Des millénaires plus tard, la muraille est désormais menacée à la fois par les éléments et par l’activité humaine. On estime qu’un tiers de l’ouvrage a déjà disparu, et que seulement 8 % demeurent en bon état de conservation. Une partie du problème est directement due à l’érosion naturelle, et l’autre aux comportements irresponsables de certains des 10 millions de visiteurs annuels venus l’admirer.
La disparition progressive de la Grande Muraille s’explique aussi par son détournement à des fins domestiques : pendant des années, des habitants ont utilisé ses pierres pour construire maisons ou enclos à bétail.
Un exemple marquant a eu lieu en 2023, lorsqu’une section a été gravement endommagée par des ouvriers ayant creusé un passage à la pelleteuse pour gagner du temps. Un raccourci qui a laissé une cicatrice béante dans ce monument millénaire.
Les îles Galápagos fascinent depuis longtemps les passionnés de faune sauvage — et pour cause : c’est ici que Charles Darwin a jeté les bases de sa théorie de l’évolution par sélection naturelle.
Classé au patrimoine mondial, l’archipel est qualifié par l’UNESCO de « musée vivant et vitrine de l’évolution », en raison de l’incroyable diversité d’espèces qui s’y sont développées. Parmi les plus emblématiques figurent les tortues géantes, véritables symboles des lieux. Ces tortues, qui peuvent vivre plus de 100 ans, ont d’ailleurs donné leur nom aux îles : galápago signifie « tortue » en espagnol.
Bien qu’elles abritent l’une des faunes les mieux protégées au monde, les Galápagos sont confrontées à plusieurs défis environnementaux.
L’introduction d’espèces envahissantes, qu’elle soit volontaire ou accidentelle, constitue une menace majeure pour la biodiversité locale.
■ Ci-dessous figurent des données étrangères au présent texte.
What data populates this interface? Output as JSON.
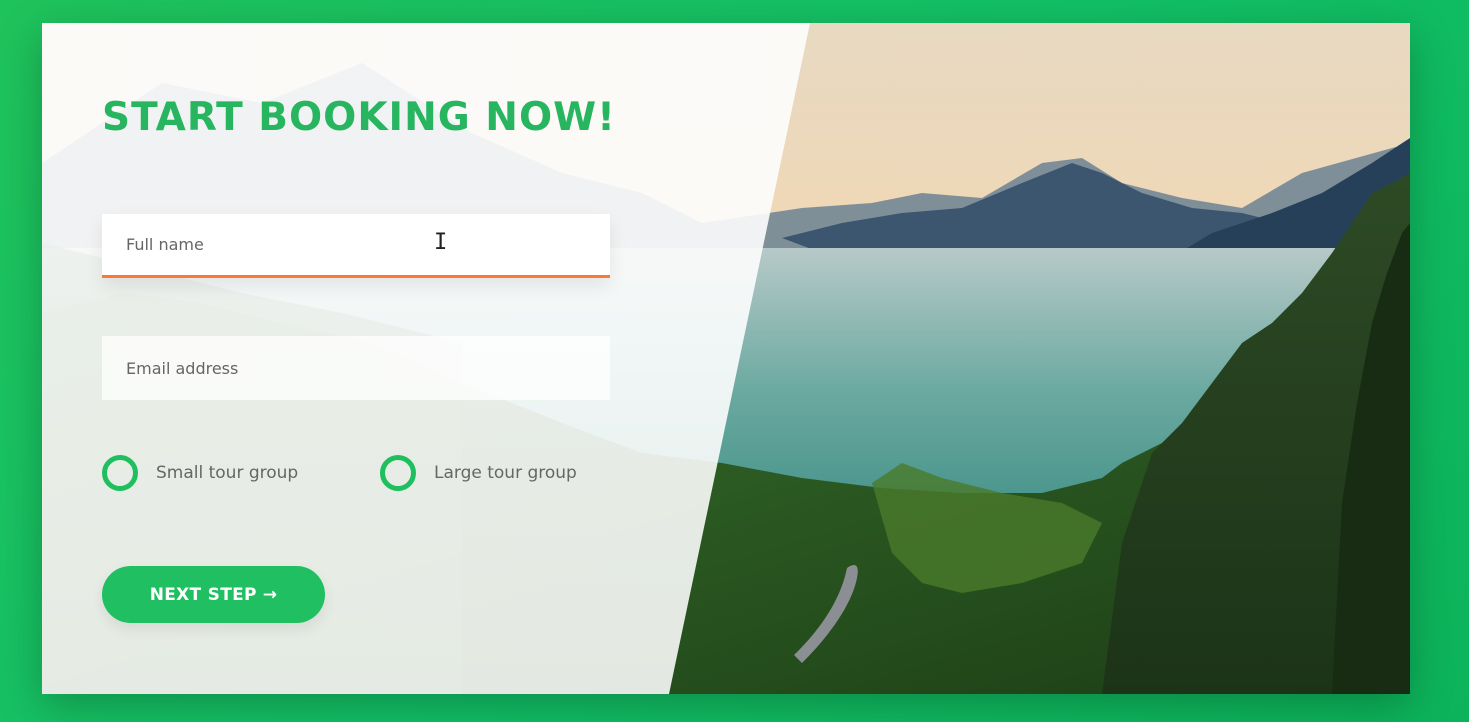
{
  "form": {
    "title": "START BOOKING NOW!",
    "full_name_placeholder": "Full name",
    "email_placeholder": "Email address",
    "radio_small_label": "Small tour group",
    "radio_large_label": "Large tour group",
    "next_button_label": "NEXT STEP",
    "next_button_arrow": "→",
    "cursor_glyph": "I"
  },
  "colors": {
    "accent_green": "#28b560",
    "button_green": "#1fbf62",
    "focus_underline": "#ff7730"
  }
}
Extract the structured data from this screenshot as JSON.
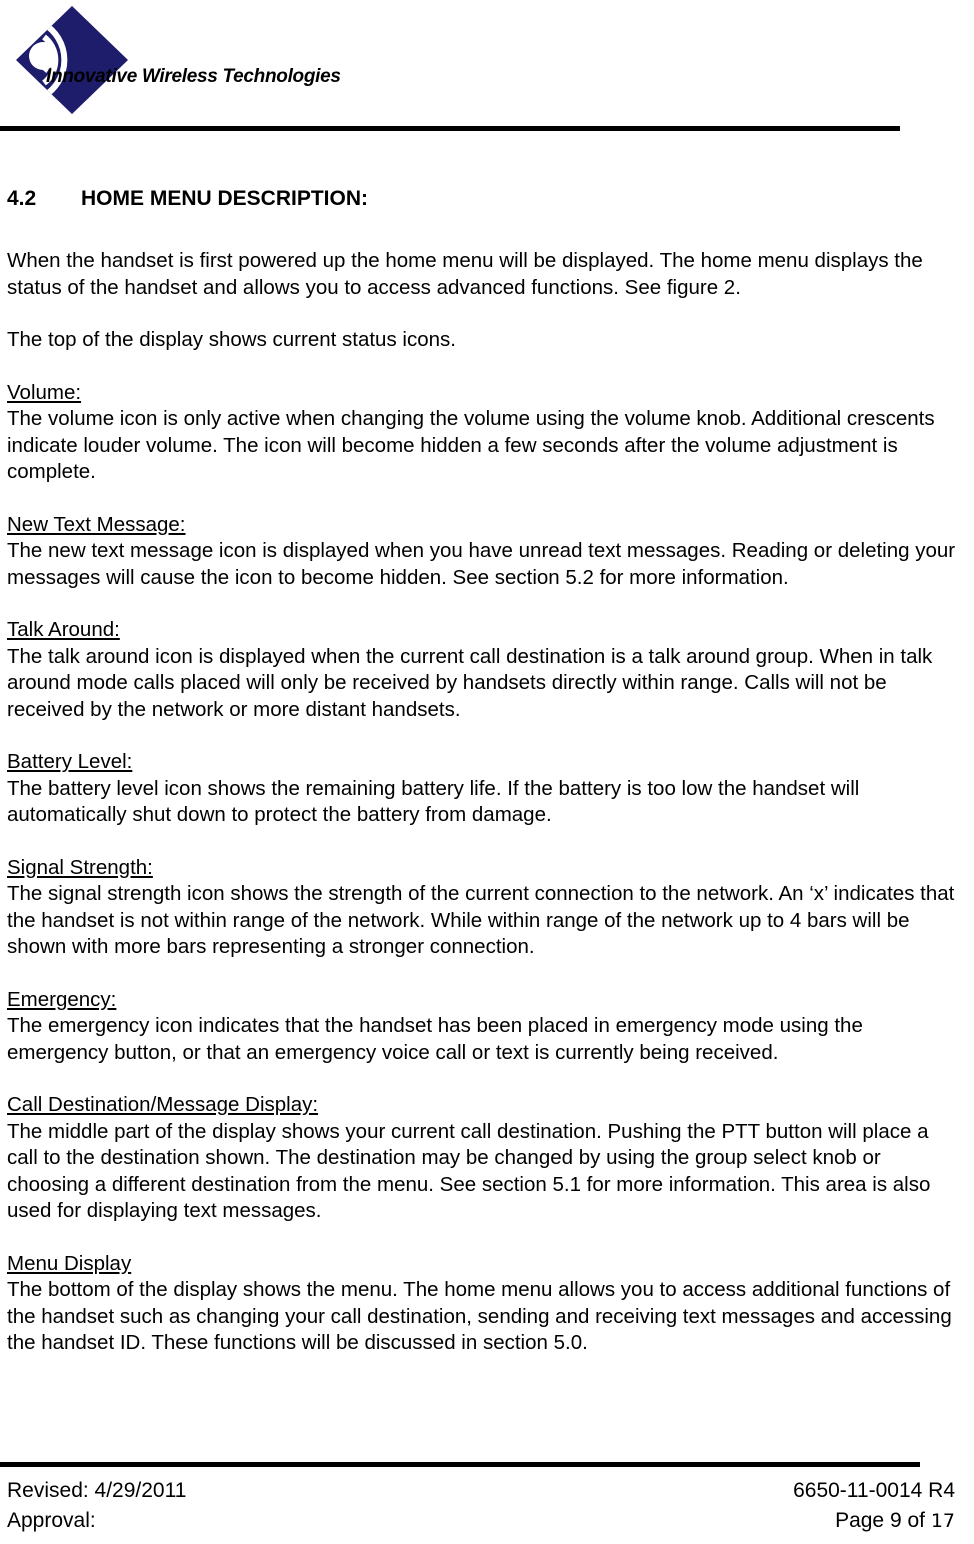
{
  "header": {
    "logo_icon": "wireless-waves-diamond-logo",
    "company_name": "Innovative Wireless Technologies"
  },
  "section": {
    "number": "4.2",
    "title": "HOME MENU DESCRIPTION:"
  },
  "intro": {
    "paragraph1": "When the handset is first powered up the home menu will be displayed.  The home menu displays the status of the handset and allows you to access advanced functions. See figure 2.",
    "paragraph2": "The top of the display shows current status icons."
  },
  "topics": [
    {
      "heading": "Volume:",
      "body": "The volume icon is only active when changing the volume using the volume knob.  Additional crescents indicate louder volume.  The icon will become hidden a few seconds after the volume adjustment is complete."
    },
    {
      "heading": "New Text Message:",
      "body": "The new text message icon is displayed when you have unread text messages.  Reading or deleting your messages will cause the icon to become hidden.  See section 5.2 for more information."
    },
    {
      "heading": "Talk Around:",
      "body": "The talk around icon is displayed when the current call destination is a talk around group.  When in talk around mode calls placed will only be received by handsets directly within range.  Calls will not be received by the network or more distant handsets."
    },
    {
      "heading": "Battery Level:",
      "body": "The battery level icon shows the remaining battery life.  If the battery is too low the handset will automatically shut down to protect the battery from damage."
    },
    {
      "heading": "Signal Strength:",
      "body": "The signal strength icon shows the strength of the current connection to the network.  An ‘x’ indicates that the handset is not within range of the network.  While within range of the network up to 4 bars will be shown with more bars representing a stronger connection."
    },
    {
      "heading": "Emergency:",
      "body": "The emergency icon indicates that the handset has been placed in emergency mode using the emergency button, or that an emergency voice call or text is currently being received."
    },
    {
      "heading": "Call Destination/Message Display:",
      "body": "The middle part of the display shows your current call destination.  Pushing the PTT button will place a call to the destination shown.  The destination may be changed by using the group select knob or choosing a different destination from the menu.  See section 5.1 for more information. This area is also used for displaying text messages."
    },
    {
      "heading": "Menu Display",
      "body": "The bottom of the display shows the menu.  The home menu allows you to access additional functions of the handset such as changing your call destination, sending and receiving text messages and accessing the handset ID.  These functions will be discussed in section 5.0."
    }
  ],
  "footer": {
    "revised_label": "Revised: 4/29/2011",
    "approval_label": "Approval:",
    "document_number": "6650-11-0014 R4",
    "page_prefix": "Page 9 of ",
    "page_total": "17"
  }
}
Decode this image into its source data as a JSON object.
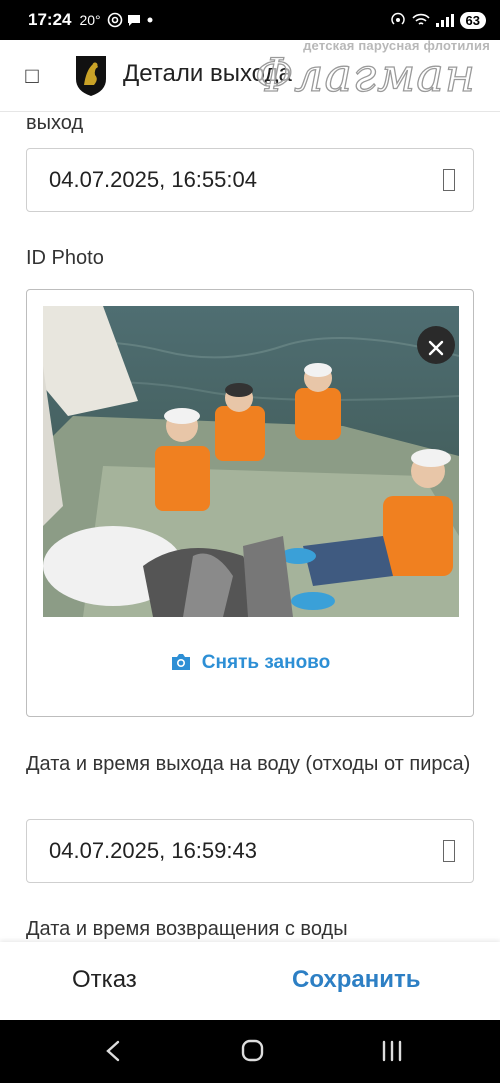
{
  "status_bar": {
    "time": "17:24",
    "temp": "20°",
    "battery": "63",
    "icons": [
      "at-icon",
      "chat-icon",
      "dot-icon",
      "hotspot-icon",
      "wifi-icon",
      "signal-icon",
      "battery-icon"
    ]
  },
  "app_bar": {
    "back_icon": "back-arrow-icon",
    "title": "Детали выхода",
    "watermark_top": "детская парусная флотилия",
    "watermark_main": "Флагман"
  },
  "form": {
    "field1_label_partial": "выход",
    "field1_value": "04.07.2025, 16:55:04",
    "photo_label": "ID Photo",
    "retake_label": "Снять заново",
    "field2_label": "Дата и время выхода на воду (отходы от пирса)",
    "field2_value": "04.07.2025, 16:59:43",
    "field3_label": "Дата и время возвращения с воды"
  },
  "actions": {
    "cancel": "Отказ",
    "save": "Сохранить"
  },
  "colors": {
    "accent": "#2d7fc4",
    "retake": "#2d8fd5"
  }
}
El Niño, phénomène climatique capable de bouleverser rapidement les populations animales de l’archipel, constitue une menace supplémentaire. Protéger cette faune est aussi essentiel pour l’économie locale, largement fondée sur l’écotourisme.
La forêt amazonienne est le plus vaste et le plus riche réservoir biologique de la planète : elle abrite en effet plus de trois millions d’espèces animales et végétales, ainsi que plus de 2 500 espèces d’arbres.
Couvrant 6 millions de km² et s’étendant sur neuf pays (principalement le Brésil), on y découvre chaque jour une nouvelle espèce animale ou végétale.
La meilleure façon de l’explorer est d’emprunter un bateau sur le fleuve Amazone ou de séjourner en pleine jungle dans un lodge à proximité de réserves naturelles.
Les arbres et sols de l’Amazonie stockeraient entre 150 et 200 milliards de tonnes de carbone.
Pourtant, malgré son rôle vital dans le climat mondial, la forêt reste gravement menacée. Selon des climatologues, jusqu’à 47 % de sa surface pourrait être en danger d’ici 2050, sous l’effet combiné du réchauffement, de la déforestation, des sécheresses et des incendies.
Des efforts sont toutefois en cours : des engagements ont été pris pour mettre fin à la déforestation d’ici 2030, avec, entre autres, le Brésil parmi les pays signataires.